Information about Vitalis and Agricola is based on the writings of Ambrose. In 392 or 393, Eusebius, bishop of Bologna, had announced the discovery of the relics of Vitalis and Agricola in a Jewish cemetery in the city. He reburied the relics according to Christian rites, an event at which Ambrose attended. The reburial led to popular veneration of these saints.

The cult of these two martyrs was diffused in Western Europe due to the efforts of Ambrose, who transferred some of the relics to Milan and gave some to Florence. He took some of the blood, parts of the cross, and the nails to Florence, placing these relics in the church erected by a woman named Juliana. On this occasion he delivered an oration in praise of virginity, with special reference to the three virgin daughters of Juliana. His mention of the martyrs Agricola and Vitalis in the first part of the oration is the only source of information on these martyrs' lives ("De exhortatione virginitatis", cc. i-u, in P.L., XVI, 335).

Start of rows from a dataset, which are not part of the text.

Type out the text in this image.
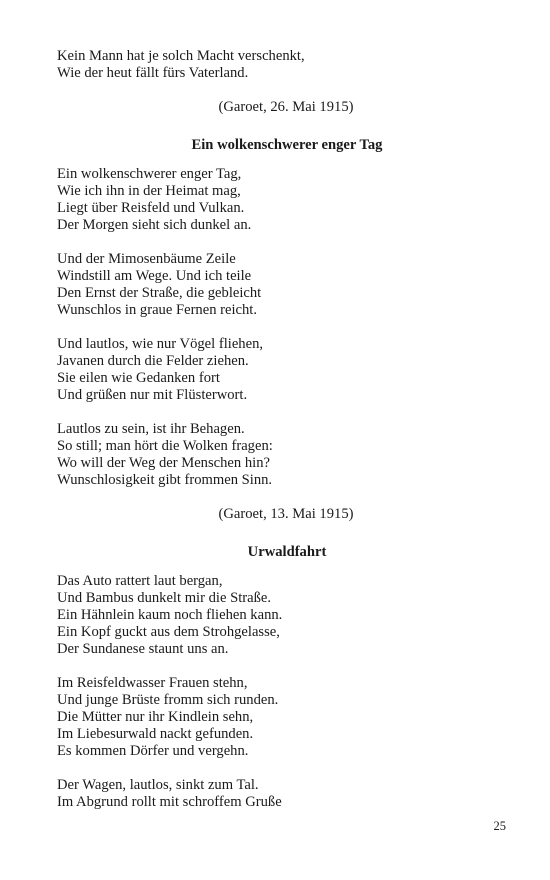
Kein Mann hat je solch Macht verschenkt,
Wie der heut fällt fürs Vaterland.
(Garoet, 26. Mai 1915)
Ein wolkenschwerer enger Tag
Ein wolkenschwerer enger Tag,
Wie ich ihn in der Heimat mag,
Liegt über Reisfeld und Vulkan.
Der Morgen sieht sich dunkel an.
Und der Mimosenbäume Zeile
Windstill am Wege. Und ich teile
Den Ernst der Straße, die gebleicht
Wunschlos in graue Fernen reicht.
Und lautlos, wie nur Vögel fliehen,
Javanen durch die Felder ziehen.
Sie eilen wie Gedanken fort
Und grüßen nur mit Flüsterwort.
Lautlos zu sein, ist ihr Behagen.
So still; man hört die Wolken fragen:
Wo will der Weg der Menschen hin?
Wunschlosigkeit gibt frommen Sinn.
(Garoet, 13. Mai 1915)
Urwaldfahrt
Das Auto rattert laut bergan,
Und Bambus dunkelt mir die Straße.
Ein Hähnlein kaum noch fliehen kann.
Ein Kopf guckt aus dem Strohgelasse,
Der Sundanese staunt uns an.
Im Reisfeldwasser Frauen stehn,
Und junge Brüste fromm sich runden.
Die Mütter nur ihr Kindlein sehn,
Im Liebesurwald nackt gefunden.
Es kommen Dörfer und vergehn.
Der Wagen, lautlos, sinkt zum Tal.
Im Abgrund rollt mit schroffem Gruße
25
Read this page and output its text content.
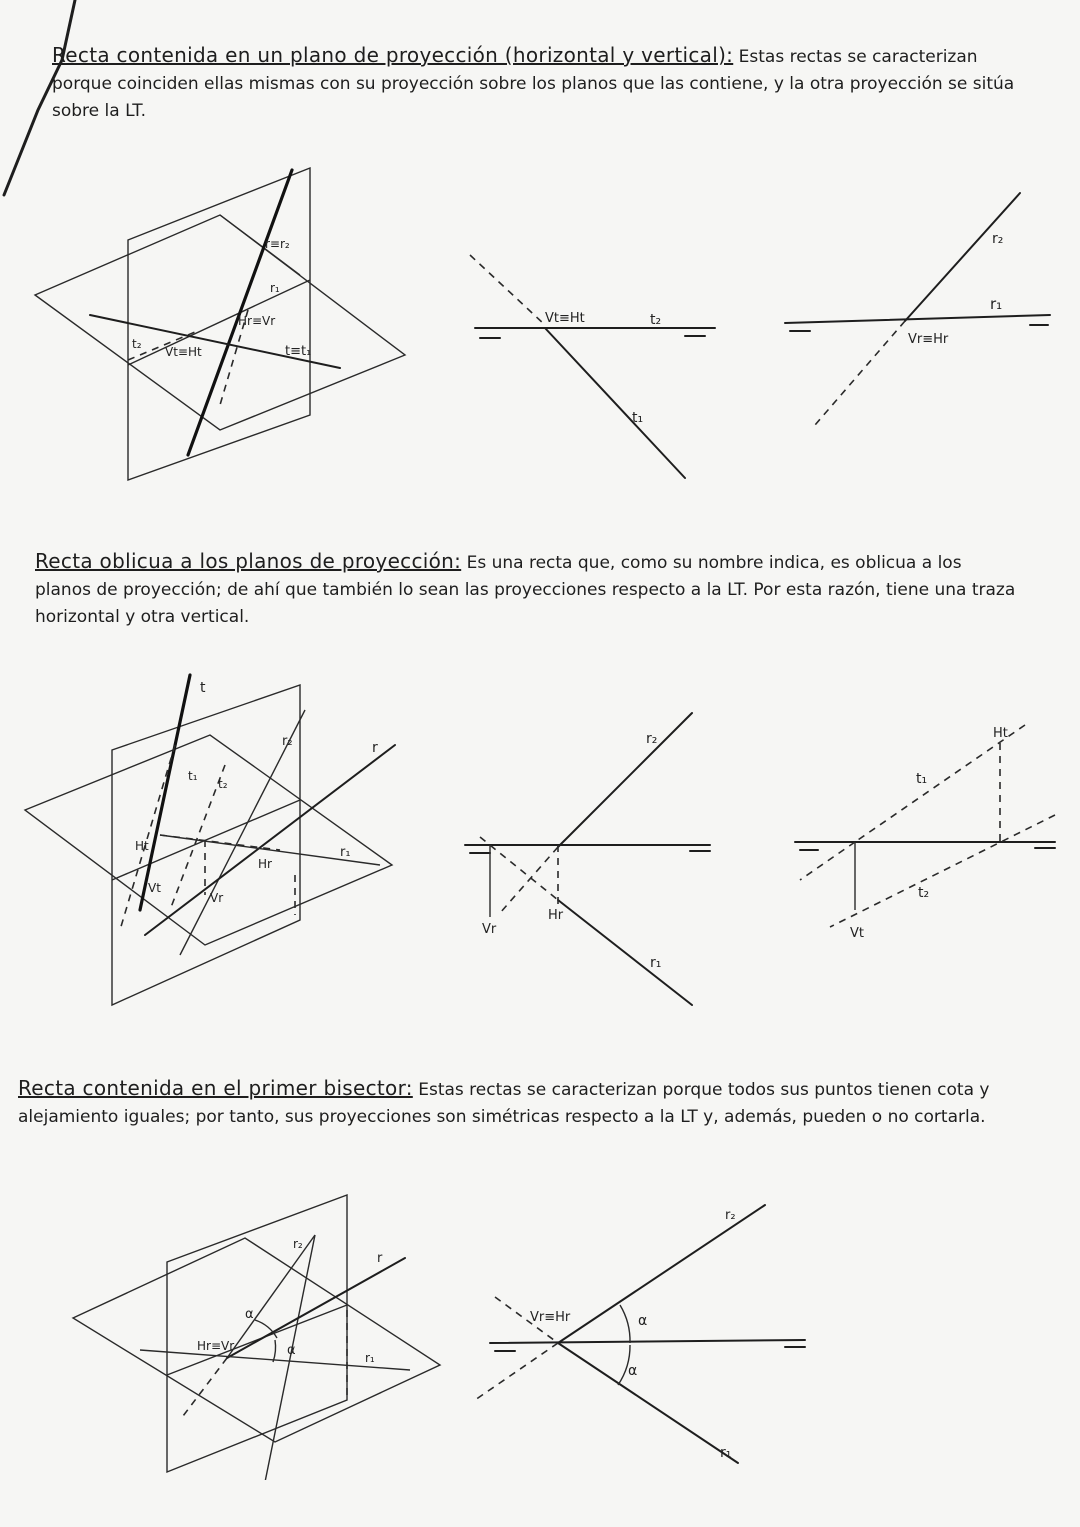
Recta contenida en un plano de proyección (horizontal y vertical): Estas rectas se caracterizan porque coinciden ellas mismas con su proyección sobre los planos que las contiene, y la otra proyección se sitúa sobre la LT.

r≡r₂
r₁
Hr≡Vr
t₂
Vt≡Ht	t≡t₁
Vt≡Ht	t₂
t₁
r₂
r₁
Vr≡Hr

Recta oblicua a los planos de proyección: Es una recta que, como su nombre indica, es oblicua a los planos de proyección; de ahí que también lo sean las proyecciones respecto a la LT. Por esta razón, tiene una traza horizontal y otra vertical.

t
t₁
t₂
r₂	r
r₁
Ht
Hr
Vt
Vr
r₂
r₁
Vr
Hr
Ht
t₁
t₂
Vt

Recta contenida en el primer bisector: Estas rectas se caracterizan porque todos sus puntos tienen cota y alejamiento iguales; por tanto, sus proyecciones son simétricas respecto a la LT y, además, pueden o no cortarla.

r₂
r
α
α
Hr≡Vr
r₁
r₂
Vr≡Hr	α
α
r₁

In 396 other relics were sent to Victricus, Bishop of Rouen, and about the same date to Paulinus of Nola and others. The cult had as its center the city of Bologna, where a basilica was built to hold the relics.

The Bolognese church of San Vitale ed Agricola in Arena, is purported to have been built over the remains of a Roman amphitheatre where the martyrdom of Vitalis and Agricola took place in the 4th century. The crypt of the two martyrs dates back to the 11th century.